Where people often thought about security as a solution to deploy on top of existing infrastructure, the pandemic clarified the need for truly integrated security at companies of all sizes. In this brave new world, there are a few things every SMB should consider:

  • Double down on Cloud Computing – the cloud is a more secure (and efficient) network, with so many employees working remotely. Many security protections are built into the fabric of cloud systems, where on-premises networks leave a company exposed to attacks.
  • Security is everyone’s responsibility – provide training and tools for each and every employee on the importance of raising the bar for security protocols including training on how to identify phishing attacks and adopt good security habits.
  • Get IT security support for smaller companies that can’t afford full-time IT support, it’s still critical to have resources that you can count on at your disposal.  There are many options for outsourced IT consultants who are certified in the latest technologies.

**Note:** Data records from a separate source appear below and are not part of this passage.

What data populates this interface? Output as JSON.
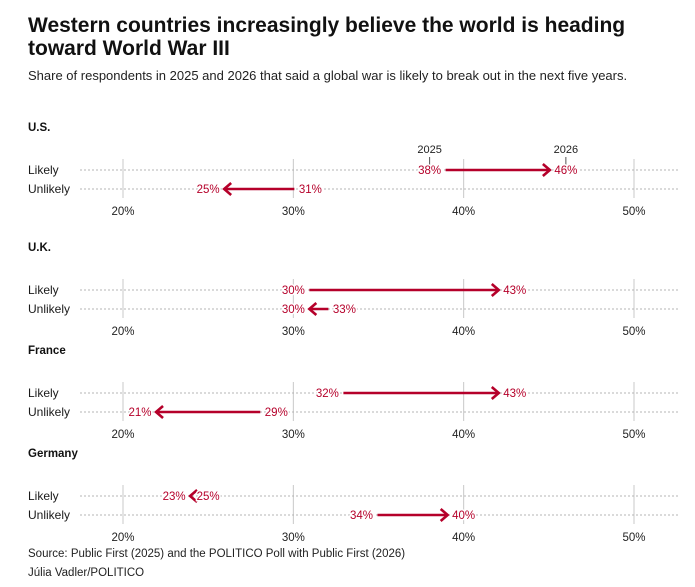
{
  "chart_data": {
    "type": "dumbbell-arrow",
    "title": "Western countries increasingly believe the world is heading toward World War III",
    "subtitle": "Share of respondents in 2025 and 2026 that said a global war is likely to break out in the next five years.",
    "xlim": [
      17.5,
      52.5
    ],
    "ticks": [
      20,
      30,
      40,
      50
    ],
    "tick_labels": [
      "20%",
      "30%",
      "40%",
      "50%"
    ],
    "year_labels": {
      "from": "2025",
      "to": "2026"
    },
    "arrow_color": "#b5002a",
    "panels": [
      {
        "country": "U.S.",
        "rows": [
          {
            "label": "Likely",
            "from": 38,
            "to": 46,
            "from_label": "38%",
            "to_label": "46%"
          },
          {
            "label": "Unlikely",
            "from": 31,
            "to": 25,
            "from_label": "31%",
            "to_label": "25%"
          }
        ]
      },
      {
        "country": "U.K.",
        "rows": [
          {
            "label": "Likely",
            "from": 30,
            "to": 43,
            "from_label": "30%",
            "to_label": "43%"
          },
          {
            "label": "Unlikely",
            "from": 33,
            "to": 30,
            "from_label": "33%",
            "to_label": "30%"
          }
        ]
      },
      {
        "country": "France",
        "rows": [
          {
            "label": "Likely",
            "from": 32,
            "to": 43,
            "from_label": "32%",
            "to_label": "43%"
          },
          {
            "label": "Unlikely",
            "from": 29,
            "to": 21,
            "from_label": "29%",
            "to_label": "21%"
          }
        ]
      },
      {
        "country": "Germany",
        "rows": [
          {
            "label": "Likely",
            "from": 25,
            "to": 23,
            "from_label": "25%",
            "to_label": "23%"
          },
          {
            "label": "Unlikely",
            "from": 34,
            "to": 40,
            "from_label": "34%",
            "to_label": "40%"
          }
        ]
      }
    ]
  },
  "footer": {
    "source": "Source: Public First (2025) and the POLITICO Poll with Public First (2026)",
    "credit": "Júlia Vadler/POLITICO"
  }
}
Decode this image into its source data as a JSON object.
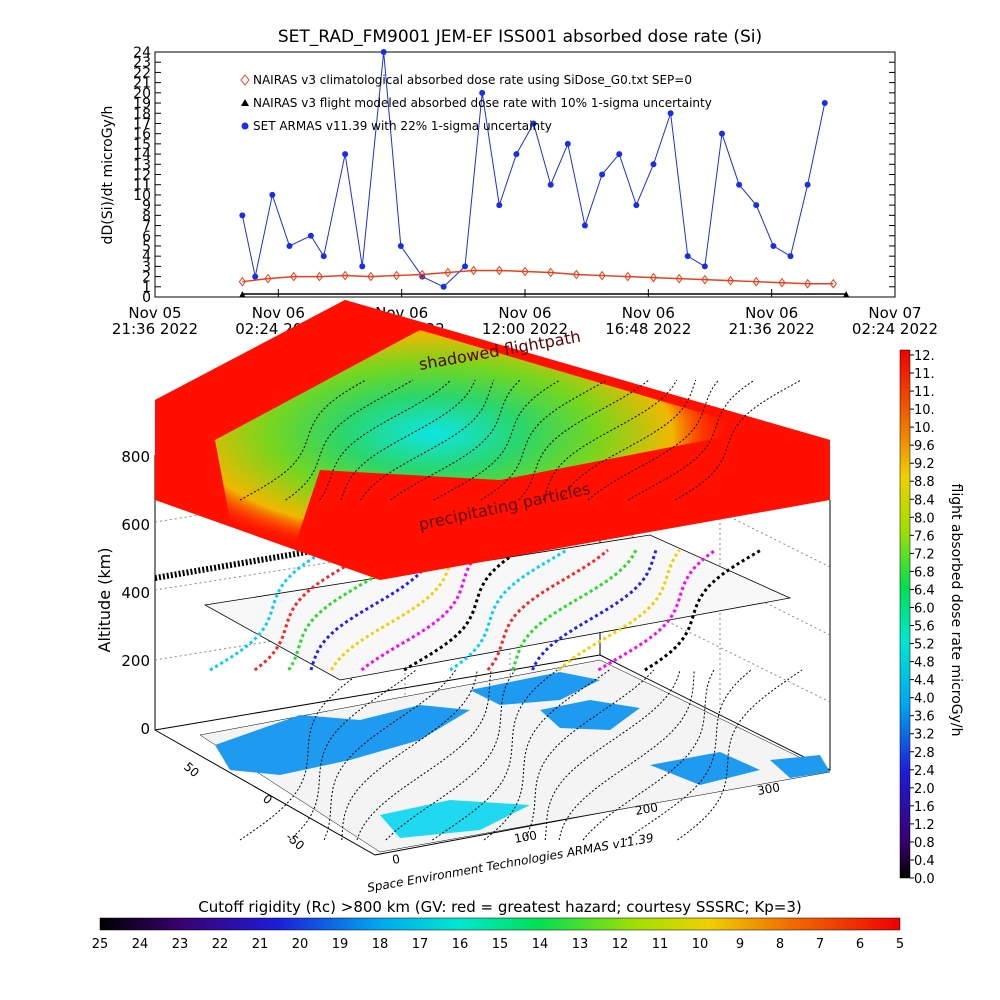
{
  "title": "SET_RAD_FM9001  JEM-EF ISS001 absorbed dose rate (Si)",
  "chart_data": [
    {
      "type": "line",
      "title": "SET_RAD_FM9001  JEM-EF ISS001 absorbed dose rate (Si)",
      "ylabel": "dD(Si)/dt microGy/h",
      "ylim": [
        0,
        24
      ],
      "yticks": [
        "0",
        "1",
        "2",
        "3",
        "4",
        "5",
        "6",
        "7",
        "8",
        "9",
        "10",
        "11",
        "12",
        "13",
        "14",
        "15",
        "16",
        "17",
        "18",
        "19",
        "20",
        "21",
        "22",
        "23",
        "24"
      ],
      "xlim": [
        "2022-11-05 21:36",
        "2022-11-07 02:24"
      ],
      "xticks": [
        {
          "date": "Nov 05",
          "time": "21:36 2022"
        },
        {
          "date": "Nov 06",
          "time": "02:24 2022"
        },
        {
          "date": "Nov 06",
          "time": "07:12 2022"
        },
        {
          "date": "Nov 06",
          "time": "12:00 2022"
        },
        {
          "date": "Nov 06",
          "time": "16:48 2022"
        },
        {
          "date": "Nov 06",
          "time": "21:36 2022"
        },
        {
          "date": "Nov 07",
          "time": "02:24 2022"
        }
      ],
      "legend": [
        {
          "label": "NAIRAS v3 climatological absorbed dose rate using SiDose_G0.txt SEP=0",
          "marker": "diamond",
          "color": "#e8401c"
        },
        {
          "label": "NAIRAS v3 flight modeled absorbed dose rate with 10% 1-sigma uncertainty",
          "marker": "triangle",
          "color": "#000000"
        },
        {
          "label": "SET ARMAS v11.39 with 22% 1-sigma uncertainty",
          "marker": "circle",
          "color": "#1a2ee8"
        }
      ],
      "series": [
        {
          "name": "SET ARMAS v11.39 with 22% 1-sigma uncertainty",
          "color": "#1a2ee8",
          "x": [
            "2022-11-06 01:00",
            "2022-11-06 01:30",
            "2022-11-06 02:10",
            "2022-11-06 02:50",
            "2022-11-06 03:40",
            "2022-11-06 04:10",
            "2022-11-06 05:00",
            "2022-11-06 05:40",
            "2022-11-06 06:30",
            "2022-11-06 07:10",
            "2022-11-06 08:00",
            "2022-11-06 08:50",
            "2022-11-06 09:40",
            "2022-11-06 10:20",
            "2022-11-06 11:00",
            "2022-11-06 11:40",
            "2022-11-06 12:20",
            "2022-11-06 13:00",
            "2022-11-06 13:40",
            "2022-11-06 14:20",
            "2022-11-06 15:00",
            "2022-11-06 15:40",
            "2022-11-06 16:20",
            "2022-11-06 17:00",
            "2022-11-06 17:40",
            "2022-11-06 18:20",
            "2022-11-06 19:00",
            "2022-11-06 19:40",
            "2022-11-06 20:20",
            "2022-11-06 21:00",
            "2022-11-06 21:40",
            "2022-11-06 22:20",
            "2022-11-06 23:00",
            "2022-11-06 23:40"
          ],
          "y": [
            8,
            2,
            10,
            5,
            6,
            4,
            14,
            3,
            24,
            5,
            2,
            1,
            3,
            20,
            9,
            14,
            17,
            11,
            15,
            7,
            12,
            14,
            9,
            13,
            18,
            4,
            3,
            16,
            11,
            9,
            5,
            4,
            11,
            19
          ]
        },
        {
          "name": "NAIRAS v3 climatological absorbed dose rate using SiDose_G0.txt SEP=0",
          "color": "#e8401c",
          "x": [
            "2022-11-06 01:00",
            "2022-11-06 02:00",
            "2022-11-06 03:00",
            "2022-11-06 04:00",
            "2022-11-06 05:00",
            "2022-11-06 06:00",
            "2022-11-06 07:00",
            "2022-11-06 08:00",
            "2022-11-06 09:00",
            "2022-11-06 10:00",
            "2022-11-06 11:00",
            "2022-11-06 12:00",
            "2022-11-06 13:00",
            "2022-11-06 14:00",
            "2022-11-06 15:00",
            "2022-11-06 16:00",
            "2022-11-06 17:00",
            "2022-11-06 18:00",
            "2022-11-06 19:00",
            "2022-11-06 20:00",
            "2022-11-06 21:00",
            "2022-11-06 22:00",
            "2022-11-06 23:00",
            "2022-11-07 00:00"
          ],
          "y": [
            1.5,
            1.8,
            2.0,
            2.0,
            2.1,
            2.0,
            2.1,
            2.2,
            2.4,
            2.6,
            2.6,
            2.5,
            2.4,
            2.2,
            2.1,
            2.0,
            1.9,
            1.8,
            1.7,
            1.6,
            1.5,
            1.4,
            1.3,
            1.3
          ]
        },
        {
          "name": "NAIRAS v3 flight modeled absorbed dose rate with 10% 1-sigma uncertainty",
          "color": "#000000",
          "x": [
            "2022-11-06 01:00",
            "2022-11-07 00:30"
          ],
          "y": [
            0.3,
            0.3
          ]
        }
      ]
    },
    {
      "type": "surface",
      "ylabel": "Altitude (km)",
      "zticks": [
        "0",
        "200",
        "400",
        "600",
        "800"
      ],
      "latitude_ticks": [
        "-50",
        "0",
        "50"
      ],
      "longitude_ticks": [
        "0",
        "100",
        "200",
        "300"
      ],
      "annotations": [
        "shadowed flightpath",
        "precipitating particles"
      ],
      "colorbar": {
        "label": "flight absorbed dose rate microGy/h",
        "ticks": [
          "12.",
          "11.",
          "11.",
          "10.",
          "10.",
          "9.6",
          "9.2",
          "8.8",
          "8.4",
          "8.0",
          "7.6",
          "7.2",
          "6.8",
          "6.4",
          "6.0",
          "5.6",
          "5.2",
          "4.8",
          "4.4",
          "4.0",
          "3.6",
          "3.2",
          "2.8",
          "2.4",
          "2.0",
          "1.6",
          "1.2",
          "0.8",
          "0.4",
          "0.0"
        ]
      },
      "credit": "Space Environment Technologies ARMAS v11.39"
    },
    {
      "type": "colorbar",
      "label": "Cutoff rigidity (Rc) >800 km (GV: red = greatest hazard; courtesy SSSRC; Kp=3)",
      "ticks": [
        "25",
        "24",
        "23",
        "22",
        "21",
        "20",
        "19",
        "18",
        "17",
        "16",
        "15",
        "14",
        "13",
        "12",
        "11",
        "10",
        "9",
        "8",
        "7",
        "6",
        "5"
      ]
    }
  ]
}
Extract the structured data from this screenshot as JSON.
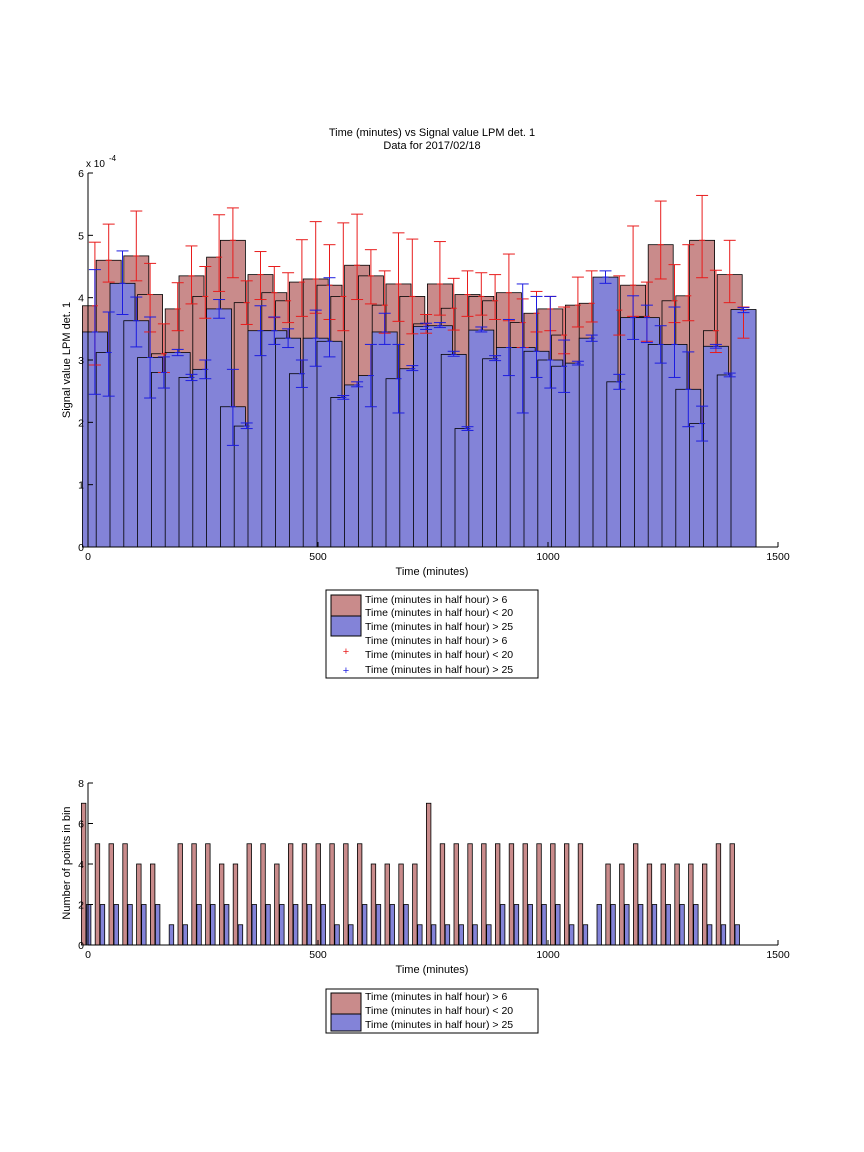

  • A passwordless future – nobody likes passwords, they are inconvenient and a prime target for attacks. The future is passwordless, so users will never have to remember passwords or worry about hackers by simply using an authenticator app. This will create an easier, and more importantly, safer digital experience.

A secure environment empowers not just employees to do and create more, but also gives customers peace of mind to engage with businesses that offer a digital ecosystem they can trust. In the new digital economy, small and medium-sized businesses would be wise to strengthen their cyber-systems, and secure for themselves a safer and more prosperous future.